After the murder and the discovery of the body, Armenian authorities had inquiries Chechnya sent to locate the family of the murdered Aishat Baimuradova and hand over her body. But the questions remained unanswered. Nobody wants Aishat.

Aishat Baimuradova was with the help of SK SOS crisis center fled from Chechnya to Armenia. According to human rights activists, she was subjected to physical and sexual violence from her father and grandfather since she was four years old. She was later forced to marry against her will.

Escape without ever arriving

So far, only a few details are known about Aishat’s murder. Armenian law enforcement authorities have named two people as suspects: a woman from Kyrgyzstan and a man from Chechnya. The two had come from the apartment where the young woman’s body was found.
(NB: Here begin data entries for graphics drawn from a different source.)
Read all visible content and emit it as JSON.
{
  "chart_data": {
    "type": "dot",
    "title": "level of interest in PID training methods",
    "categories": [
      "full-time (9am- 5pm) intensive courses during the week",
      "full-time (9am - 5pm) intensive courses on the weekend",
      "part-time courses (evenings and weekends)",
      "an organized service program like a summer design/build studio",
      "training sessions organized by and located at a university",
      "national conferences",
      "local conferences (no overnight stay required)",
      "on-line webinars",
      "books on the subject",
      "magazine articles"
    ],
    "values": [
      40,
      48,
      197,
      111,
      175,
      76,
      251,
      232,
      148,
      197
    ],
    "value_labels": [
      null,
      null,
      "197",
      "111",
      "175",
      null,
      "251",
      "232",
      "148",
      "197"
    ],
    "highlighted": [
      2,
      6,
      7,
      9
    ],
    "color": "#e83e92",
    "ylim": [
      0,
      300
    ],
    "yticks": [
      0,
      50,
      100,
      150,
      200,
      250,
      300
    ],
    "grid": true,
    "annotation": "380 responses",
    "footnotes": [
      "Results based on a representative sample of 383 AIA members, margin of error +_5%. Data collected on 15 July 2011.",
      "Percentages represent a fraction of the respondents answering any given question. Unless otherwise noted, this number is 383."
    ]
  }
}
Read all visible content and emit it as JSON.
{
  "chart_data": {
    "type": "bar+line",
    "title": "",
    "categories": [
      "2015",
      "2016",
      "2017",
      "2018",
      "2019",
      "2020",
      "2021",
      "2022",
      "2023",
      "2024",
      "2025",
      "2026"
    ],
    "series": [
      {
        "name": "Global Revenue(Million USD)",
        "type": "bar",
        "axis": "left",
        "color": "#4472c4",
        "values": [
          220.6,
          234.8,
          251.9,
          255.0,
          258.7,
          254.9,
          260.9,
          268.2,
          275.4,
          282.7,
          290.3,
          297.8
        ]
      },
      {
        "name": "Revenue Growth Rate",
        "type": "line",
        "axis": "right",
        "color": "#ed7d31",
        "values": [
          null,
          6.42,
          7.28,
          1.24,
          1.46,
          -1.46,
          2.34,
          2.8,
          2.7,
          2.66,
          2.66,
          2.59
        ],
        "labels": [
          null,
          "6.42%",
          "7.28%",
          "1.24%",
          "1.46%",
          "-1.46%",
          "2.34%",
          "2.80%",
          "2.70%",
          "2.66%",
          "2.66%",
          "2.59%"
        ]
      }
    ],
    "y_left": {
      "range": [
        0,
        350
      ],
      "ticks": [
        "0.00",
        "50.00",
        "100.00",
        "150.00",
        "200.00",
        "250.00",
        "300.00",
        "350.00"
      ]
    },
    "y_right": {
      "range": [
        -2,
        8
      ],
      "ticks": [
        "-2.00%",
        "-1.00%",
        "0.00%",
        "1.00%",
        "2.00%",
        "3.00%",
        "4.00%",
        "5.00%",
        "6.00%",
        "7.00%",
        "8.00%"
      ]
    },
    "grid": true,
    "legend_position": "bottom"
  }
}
It is said that the suspects left Armenia a few days after the murder. Human rights activists speak of a “Honor killing“, a widespread practice in the Caucasus.

Aishat had submitted an application to the German embassy, ​​but it was rejected.

Aishat is not the only Chechen woman who came to Armenia. Women fleeing domestic violence in particular end up in Armenia because there is no visa procedure for holders of Russian passports. As a rule, these women move to another country after a short period of time to live there temporarily or permanently. Aishat had one at the German embassy Application which was however rejected.

Formally, the Republic of Armenia was not obliged to ensure the Chechen woman’s safety, as Aishat Baimuradova had not applied for asylum or other protective status in Armenia. Russian human rights groups suspect that Armenian law enforcement authorities are treating this murder with some leniency and will hand the matter over to their Russian counterparts after some time.

Nobody knows when the small iron door of Yerevan’s mortuary will open next. The woman will probably be buried as an unclaimed body in Armenia. The city authorities will bury her – quietly, without tears, flowers or prayers. And without any attention.

Sona Martirosyan is a journalist and lives in Yerevan (Armenia). She was a participant in one Eastern Europe workshops by the taz Panter Foundation.

From Armenian by Tigran Petrosyan.

By donating to the taz Panter Foundation Independent and critical journalists on site and in exile are financially supported as part of the “Diary of War and Peace” project.